One of the Last Surviving Soviet ES Mainframes Will Be Donated to the Polytechnic Museum
After nearly 40 years at the Central Economic-Mathematical Institute in Moscow, one of the last surviving ES 1055M mainframes — a machine with roots in East German engineering that played a role in the birth of Russia's internet — will be transferred to the Polytechnic Museum.
A Soviet Mainframe's Journey to the Museum
After more than a decade of preparation, the Polytechnic Museum will receive one of the last surviving ES 1055M computers. The machine has been preserved for nearly 40 years at CEMI — the Central Economic-Mathematical Institute — in Moscow.
The History of CEMI
The Central Economic-Mathematical Institute was established in 1963 under academician Vasily Nemchinsky, building on a 1958 laboratory focused on economic-mathematical methods for supporting the USSR's planned economy. Initially housed in an Academy of Sciences building on Lenin Prospect, CEMI later relocated to a former school building on Butlerov Street, where engineers installed an Ural-14 computer in the gymnasium.
Construction of a purpose-built facility began in 1966, designed by architect Leonid Pavlov. Muscovites know the building as "the house with an ear" thanks to a sculptural Mobius strip on its facade. The building featured a cooling pool with fountains — not decorative, but functional, designed to cool the massive computing equipment inside. The modernist structure comprised two unequal volumes: one for personnel, another for the computers.
By the late 1970s, when construction was finally complete, computer miniaturization had already rendered much of the vast machine hall unnecessary. The spacious halls had to be converted into classrooms and offices.
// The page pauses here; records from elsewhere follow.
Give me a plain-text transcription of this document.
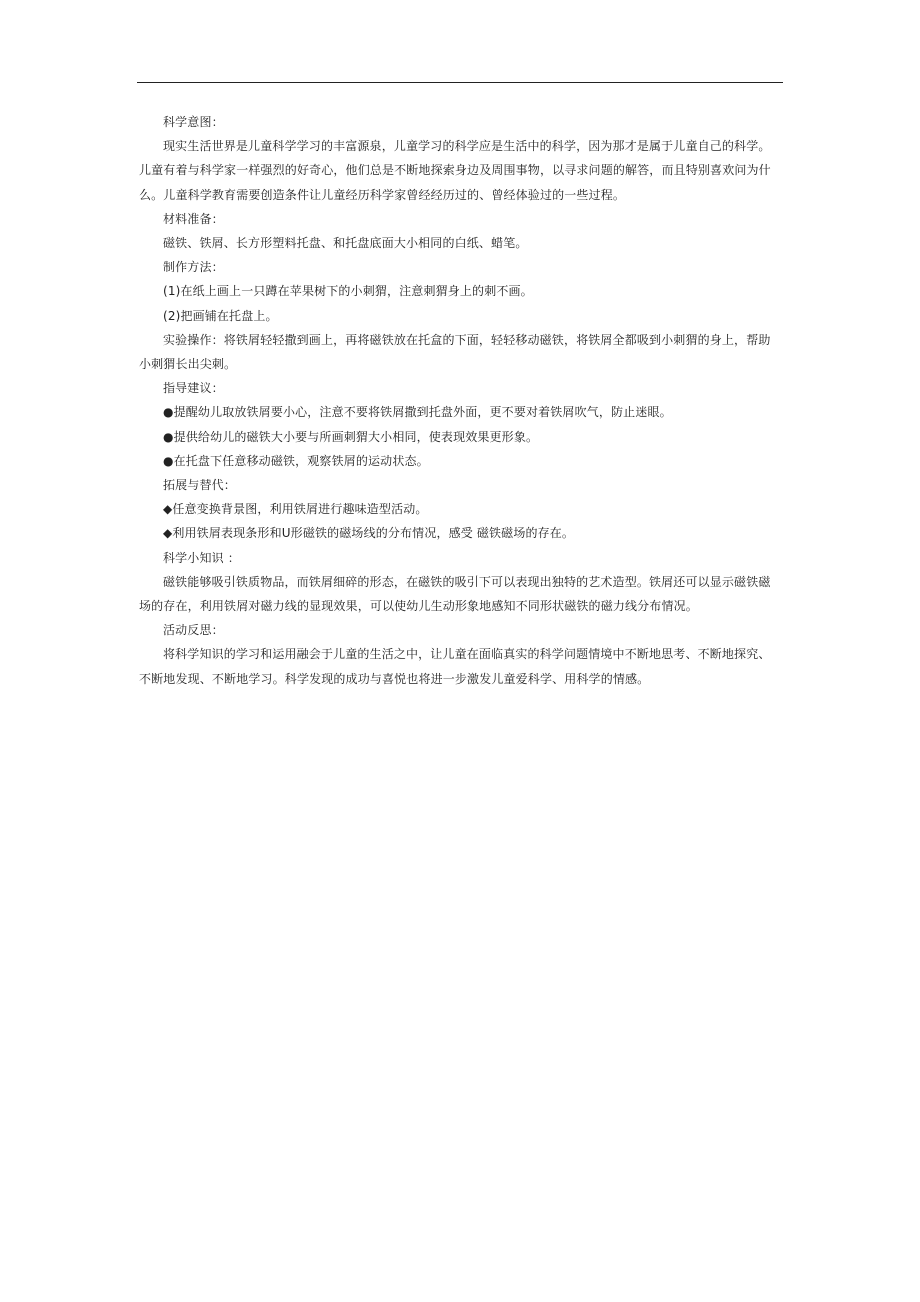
科学意图：
现实生活世界是儿童科学学习的丰富源泉，儿童学习的科学应是生活中的科学，因为那才是属于儿童自己的科学。
儿童有着与科学家一样强烈的好奇心，他们总是不断地探索身边及周围事物，以寻求问题的解答，而且特别喜欢问为什
么。儿童科学教育需要创造条件让儿童经历科学家曾经经历过的、曾经体验过的一些过程。
材料准备：
磁铁、铁屑、长方形塑料托盘、和托盘底面大小相同的白纸、蜡笔。
制作方法：
(1)在纸上画上一只蹲在苹果树下的小刺猬，注意刺猬身上的刺不画。
(2)把画铺在托盘上。
实验操作：将铁屑轻轻撒到画上，再将磁铁放在托盒的下面，轻轻移动磁铁，将铁屑全都吸到小刺猬的身上，帮助
小刺猬长出尖刺。
指导建议：
●提醒幼儿取放铁屑要小心，注意不要将铁屑撒到托盘外面，更不要对着铁屑吹气，防止迷眼。
●提供给幼儿的磁铁大小要与所画刺猬大小相同，使表现效果更形象。
●在托盘下任意移动磁铁，观察铁屑的运动状态。
拓展与替代：
◆任意变换背景图，利用铁屑进行趣味造型活动。
◆利用铁屑表现条形和U形磁铁的磁场线的分布情况，感受 磁铁磁场的存在。
科学小知识 ：
磁铁能够吸引铁质物品，而铁屑细碎的形态，在磁铁的吸引下可以表现出独特的艺术造型。铁屑还可以显示磁铁磁
场的存在，利用铁屑对磁力线的显现效果，可以使幼儿生动形象地感知不同形状磁铁的磁力线分布情况。
活动反思：
将科学知识的学习和运用融会于儿童的生活之中，让儿童在面临真实的科学问题情境中不断地思考、不断地探究、
不断地发现、不断地学习。科学发现的成功与喜悦也将进一步激发儿童爱科学、用科学的情感。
The ES 1055M: Specifications
The ES 1055M was, paradoxically, "the most non-Soviet Soviet computer." Its core components were developed by the East German firm Robotron in Karl-Marx-Stadt (now Chemnitz), with peripherals manufactured in Bulgaria. Soviet specialists participated in the overall system architecture.
Technical specifications:
- CPU performance: 450,000–600,000 operations per second
- RAM capacity: 1–2 MB
- I/O throughput: up to 5 MB/s
- Control console: ES 7069 with dual CRT displays
- Storage media: 8-inch floppy disk drive integrated into the control panel
- Tape drives: Four ES 5612M1 magnetic tape units, each larger than a refrigerator
- Hard drives: Eight units, each weighing approximately 400 kg
- Interactive terminals: ES 7927.01M

Though slightly slower than its predecessor, the ES 1060, operators praised its German reliability. The ES 1060 required weekly repairs, while the ES 1055M operated without failures.
Computing Evolution at CEMI
The facility's computing equipment evolved through several generations:
- Ural-14: The initial installation in the converted gymnasium
- ES 1022: The first successor, producing 80,000 operations per second
- ES 1060: A more advanced machine with virtual memory support, double-precision calculations, and automatic command retry on errors. It shipped with ES 5612M1 tape drives and dual ES 5067.02 hard disks boasting 200 MB capacity — exceptional for the era
- ES 1055M: The final mainframe generation at CEMI

A Role in Russian Internet History
The ES 1055M played a crucial and little-known role in the birth of Russia's internet. In 1991, engineers installed an additional teleprocessing unit — the ES 8375, developed in Kazan, which was the country's first industrial telecommunications equipment sample.
Through modems and dedicated telephone lines, a network connection was established between CEMI and the Institute of Organic Chemistry. This formed part of SUEARN — the Soviet segment of the European academic research network. Together with the Institute of Space Research, these three permanent internet nodes entered the .ru domain zone.
By the mid-1990s, network support migrated to an IBM 9370 mainframe, with the ES 1055M serving as a backup until 2000, when Sun Microsystems equipment finally replaced it.

Why the Machine Survived
The ES 1055M occupied the ninth floor of the building. Some components had been hoisted through windows by crane during the original installation. Ironically, the financial constraints of the 1990s proved protective — proper removal without disrupting CEMI's active systems would have required substantial funds that simply weren't available. Staff powered it down and left it in place alongside newer equipment.
The People Behind the Machine
The Department of Economic Informatics has been led since the mid-1960s by Mikhail Dmitrievich Ilmensky, a senior scientific researcher and former deputy director who appears in historical photographs operating the Ural-14. Many of the support engineers, programmers, and operators who maintained these systems are still employed at the institute.

The Careful Dismantling
Restorer Maksim Tuluzakov and author Alexei Butyrin undertook a meticulous documentation and dismantling process:
- Every cable connection was photographed before disconnection
- All detached wires and cables were labeled
- Equipment beneath the false floors was carefully disconnected (machine halls of the era used standard 50×50 cm duralumin tiles over concrete)
- Separating the control console ES 7069 alone took over five hours
- The ES 8375 teleprocessing processor required another five hours
The painstaking approach was designed to preserve authenticity and maintain the potential for future reactivation or display.


What Comes Next
The Polytechnic Museum and CEMI's engineering service will coordinate a multi-stage transportation to archival storage. The museum has promised future updates regarding the ES 1055M and additional computing equipment that may follow it into preservation.